A diretora-geral da UNESCO, a francesa Audrey Azoulay, lamentou profundamente a decisão do Presidente norte-americano, Donald Trump, de retirar o seu país da organização, mas garantiu que estavam preparados para isto, inclusive em termos orçamentais.
“Embora lamentável, este anúncio era previsível e a UNESCO preparou-se para ele”, disse Azoulay em comunicado após a decisão norte-americana, anunciada por um porta-voz do Departamento de Estado de Washington.
A Agência das Nações Unidas para a Educação, Ciência e Cultura (UNESCO), com sede em Paris, explicou que a contribuição dos Estados Unidos representa 22% do seu orçamento regular, mas apenas 8% do seu orçamento total, que é sustentado, para além das contribuições obrigatórias dos membros, por contribuições voluntárias de países, organizações sociais e doadores.
Estes contributos duplicaram desde 2018, o que significa que a agência está “protegida” e “não está a considerar despedimentos”, indicou o diretor-geral, uma vez que a situação é menos dramática do que para outras entidades da ONU mais dependentes de Washington.
A ausência de contribuições dos EUA não impediu grandes projetos como a reconstrução da cidade antiga de Mossul (Iraque), iniciada em 2018.
Em relação aos argumentos dos Estados Unidos, que justifiquem esta medida, o Departamento de Estado indicou que “não é do interesse nacional”, dado que a UNESCO promove “causas sociais e culturais divisórias”, notícia a agência noticiosa espanhola Efe.
Os norte-americanos citaram especificamente a natureza “globalista” e “ideológica” dos Objetivos de Desenvolvimento Sustentável da ONU e reiteraram também a sua oposição ao estatuto da Palestina, que foi admitida como membro em 2011.
A entrada da Palestina levou o Governo norte-americano, então liderado pelo Presidente Barack Obama, a congelar as suas contribuições para a UNESCO, e depois Trump finalizou a retirada em 2017 (embora só entrasse em vigor no ano seguinte) em protesto contra as alegadas tendências anti-israelitas da organização e citando também a necessidade de reformas.
Em 2023, quando os Estados Unidos regressaram como membro de pleno direito por iniciativa do Presidente Joe Biden, fizeram-no com um plano de liquidar gradualmente os pagamentos pendentes do período de 2011 a 2018, que totalizaram 619 milhões de dólares.

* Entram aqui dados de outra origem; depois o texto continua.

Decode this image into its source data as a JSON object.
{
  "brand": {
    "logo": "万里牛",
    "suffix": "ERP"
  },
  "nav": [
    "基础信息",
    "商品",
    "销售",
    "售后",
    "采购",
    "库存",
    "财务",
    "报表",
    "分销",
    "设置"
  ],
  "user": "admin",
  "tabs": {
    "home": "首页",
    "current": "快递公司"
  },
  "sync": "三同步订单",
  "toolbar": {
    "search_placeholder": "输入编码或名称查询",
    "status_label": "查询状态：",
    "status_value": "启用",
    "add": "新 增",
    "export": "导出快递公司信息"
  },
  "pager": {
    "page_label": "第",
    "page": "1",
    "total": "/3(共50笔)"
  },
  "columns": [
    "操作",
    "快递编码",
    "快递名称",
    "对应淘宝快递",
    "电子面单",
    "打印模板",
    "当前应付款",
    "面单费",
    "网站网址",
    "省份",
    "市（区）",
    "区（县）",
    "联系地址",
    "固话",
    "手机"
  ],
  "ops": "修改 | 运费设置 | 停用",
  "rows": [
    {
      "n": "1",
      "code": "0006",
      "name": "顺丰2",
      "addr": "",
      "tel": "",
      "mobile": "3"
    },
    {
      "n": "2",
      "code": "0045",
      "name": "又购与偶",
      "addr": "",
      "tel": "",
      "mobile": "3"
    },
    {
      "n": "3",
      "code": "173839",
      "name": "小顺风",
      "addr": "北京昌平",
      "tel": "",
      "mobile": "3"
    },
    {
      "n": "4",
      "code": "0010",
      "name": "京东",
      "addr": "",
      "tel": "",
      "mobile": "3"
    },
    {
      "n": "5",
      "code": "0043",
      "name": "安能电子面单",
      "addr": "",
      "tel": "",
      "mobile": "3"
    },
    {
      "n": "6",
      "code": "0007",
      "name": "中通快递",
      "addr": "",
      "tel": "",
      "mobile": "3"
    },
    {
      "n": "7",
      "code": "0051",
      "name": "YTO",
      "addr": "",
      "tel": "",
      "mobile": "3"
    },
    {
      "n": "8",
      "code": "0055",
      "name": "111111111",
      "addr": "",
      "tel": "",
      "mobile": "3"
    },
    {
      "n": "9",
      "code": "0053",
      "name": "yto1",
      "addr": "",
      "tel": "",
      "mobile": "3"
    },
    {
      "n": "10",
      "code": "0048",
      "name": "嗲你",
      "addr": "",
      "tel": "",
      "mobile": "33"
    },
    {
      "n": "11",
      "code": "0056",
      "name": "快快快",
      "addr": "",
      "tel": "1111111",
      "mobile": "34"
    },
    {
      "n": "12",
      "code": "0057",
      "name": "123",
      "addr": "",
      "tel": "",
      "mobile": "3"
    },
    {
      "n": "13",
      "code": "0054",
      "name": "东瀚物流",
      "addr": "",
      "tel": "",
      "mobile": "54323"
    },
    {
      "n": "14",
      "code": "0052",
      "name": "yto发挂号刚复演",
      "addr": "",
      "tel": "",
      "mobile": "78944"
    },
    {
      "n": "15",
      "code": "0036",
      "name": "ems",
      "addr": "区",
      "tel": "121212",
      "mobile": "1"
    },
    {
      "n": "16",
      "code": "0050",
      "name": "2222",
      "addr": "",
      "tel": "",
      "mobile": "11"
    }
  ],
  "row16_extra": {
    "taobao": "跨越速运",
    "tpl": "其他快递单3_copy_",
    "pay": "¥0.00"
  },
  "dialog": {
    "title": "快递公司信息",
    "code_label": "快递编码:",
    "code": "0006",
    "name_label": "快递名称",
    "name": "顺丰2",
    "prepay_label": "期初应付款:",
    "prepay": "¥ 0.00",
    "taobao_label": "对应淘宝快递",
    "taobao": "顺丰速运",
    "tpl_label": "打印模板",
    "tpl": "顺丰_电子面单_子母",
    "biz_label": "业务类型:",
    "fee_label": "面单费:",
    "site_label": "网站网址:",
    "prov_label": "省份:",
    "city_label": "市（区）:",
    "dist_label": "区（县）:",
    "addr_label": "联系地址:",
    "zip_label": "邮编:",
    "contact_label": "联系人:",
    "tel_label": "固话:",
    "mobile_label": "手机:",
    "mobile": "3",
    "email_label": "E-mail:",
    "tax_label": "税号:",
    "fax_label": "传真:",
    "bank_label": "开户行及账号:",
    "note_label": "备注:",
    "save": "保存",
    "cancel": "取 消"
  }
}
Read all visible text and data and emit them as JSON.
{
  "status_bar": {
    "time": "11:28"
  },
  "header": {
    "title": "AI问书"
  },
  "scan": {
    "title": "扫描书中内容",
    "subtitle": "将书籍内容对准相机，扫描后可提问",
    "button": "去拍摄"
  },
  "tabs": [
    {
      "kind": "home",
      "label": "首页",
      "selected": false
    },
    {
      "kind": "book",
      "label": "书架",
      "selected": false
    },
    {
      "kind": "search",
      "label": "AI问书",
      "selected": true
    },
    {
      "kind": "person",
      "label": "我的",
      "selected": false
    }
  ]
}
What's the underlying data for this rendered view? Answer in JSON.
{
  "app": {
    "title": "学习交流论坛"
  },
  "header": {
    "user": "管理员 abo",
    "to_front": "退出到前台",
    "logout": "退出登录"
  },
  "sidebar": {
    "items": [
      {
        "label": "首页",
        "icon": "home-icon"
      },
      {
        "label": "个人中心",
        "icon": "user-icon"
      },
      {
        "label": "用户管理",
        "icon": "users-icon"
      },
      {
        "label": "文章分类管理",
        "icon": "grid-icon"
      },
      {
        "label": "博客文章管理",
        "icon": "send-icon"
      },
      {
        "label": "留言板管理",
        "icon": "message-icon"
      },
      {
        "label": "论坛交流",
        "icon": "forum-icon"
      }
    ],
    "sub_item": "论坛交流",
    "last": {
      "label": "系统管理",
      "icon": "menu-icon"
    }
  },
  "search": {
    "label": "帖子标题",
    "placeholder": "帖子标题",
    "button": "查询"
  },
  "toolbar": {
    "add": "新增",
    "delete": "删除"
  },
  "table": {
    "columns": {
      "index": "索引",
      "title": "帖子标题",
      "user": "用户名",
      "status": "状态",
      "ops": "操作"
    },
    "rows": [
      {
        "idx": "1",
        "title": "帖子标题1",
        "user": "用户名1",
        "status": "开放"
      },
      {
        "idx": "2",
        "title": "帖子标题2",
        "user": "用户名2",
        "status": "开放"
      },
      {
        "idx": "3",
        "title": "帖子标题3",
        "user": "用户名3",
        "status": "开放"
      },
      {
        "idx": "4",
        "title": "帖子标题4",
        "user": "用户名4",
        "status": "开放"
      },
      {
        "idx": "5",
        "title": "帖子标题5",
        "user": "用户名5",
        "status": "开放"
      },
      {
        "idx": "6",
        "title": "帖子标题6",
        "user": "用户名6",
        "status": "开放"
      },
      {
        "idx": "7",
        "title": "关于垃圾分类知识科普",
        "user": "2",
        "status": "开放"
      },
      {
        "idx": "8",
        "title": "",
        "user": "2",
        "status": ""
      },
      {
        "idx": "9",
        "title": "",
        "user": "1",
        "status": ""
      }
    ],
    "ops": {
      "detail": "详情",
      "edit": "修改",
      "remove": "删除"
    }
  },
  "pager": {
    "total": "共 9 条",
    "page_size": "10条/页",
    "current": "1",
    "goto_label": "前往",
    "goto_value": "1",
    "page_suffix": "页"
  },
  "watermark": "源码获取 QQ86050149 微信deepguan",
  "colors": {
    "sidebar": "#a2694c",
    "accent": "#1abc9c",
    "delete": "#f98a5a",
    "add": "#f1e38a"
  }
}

As razões para a retirada, “são as mesmas de há sete anos”, referiu hoje Azoulay, apesar de a situação dentro da organização “ter mudado profundamente” desde então.
Sobretudo porque as decisões são atualmente tomadas por consenso — incluindo em relação a Israel e à Palestina — para evitar atritos e acusações de politização.
Segundo fontes da organização, esta é, de facto, uma “decisão política bastante pessoal” sobre a qual a agência não tinha falsas esperanças, especialmente tendo em conta que o regresso em 2023 tinha sido uma iniciativa pessoal do Presidente Biden.
A situação atual da organização também não foi sujeita a uma revisão completa, de acordo com as mesmas fontes, que não atribuem o momento do anúncio a nenhum fator específico, notícia a Efe.
A UNESCO enfatizou ainda que a posição da administração Trump contradiz valores chave como o combate ao antissemitismo e a educação sobre o Holocausto, duas áreas que fazem parte do mandato da UNESCO.
O seu trabalho nestas áreas, recordou a diretora-geral, é aplaudido por importantes organizações internacionais e norte-americanas que lutam contra o antissemitismo e preservam a memória judaica, como o Congresso Judaico Mundial e a sua secção norte-americana, e o Museu Memorial do Holocausto dos Estados Unidos, em Washington.
“A UNESCO continuará a cumprir estas missões, apesar da inevitável redução de recursos”, prometeu Azoulay, referindo que a missão da agência é acolher todas as nações e que os Estados Unidos “são e serão sempre bem-vindos”.
Azoulay fez ainda questão de referir os sítios monumentais indicados para o estatuto de Património Mundial e outros reconhecimentos, pois “podem ser os primeiros a sofrer as consequências” desta decisão “contrária aos princípios do multilateralismo”.
Esta é a terceira vez que os Estados Unidos se retiram da UNESCO, organização da qual foram um dos membros fundadores em 1945 e um dos primeiros signatários da sua constituição, que entrou em vigor a 4 de novembro.
A primeira retirada, além das duas de Trump, ocorreu em 1984, na administração do Presidente Ronald Reagan, em protesto contra o que considerou ser má gestão económica e “politização” excessiva — no contexto da Guerra Fria —, quando contribuiu com um quarto do seu orçamento.
O país só regressou em outubro de 2003, durante a presidência de George W. Bush.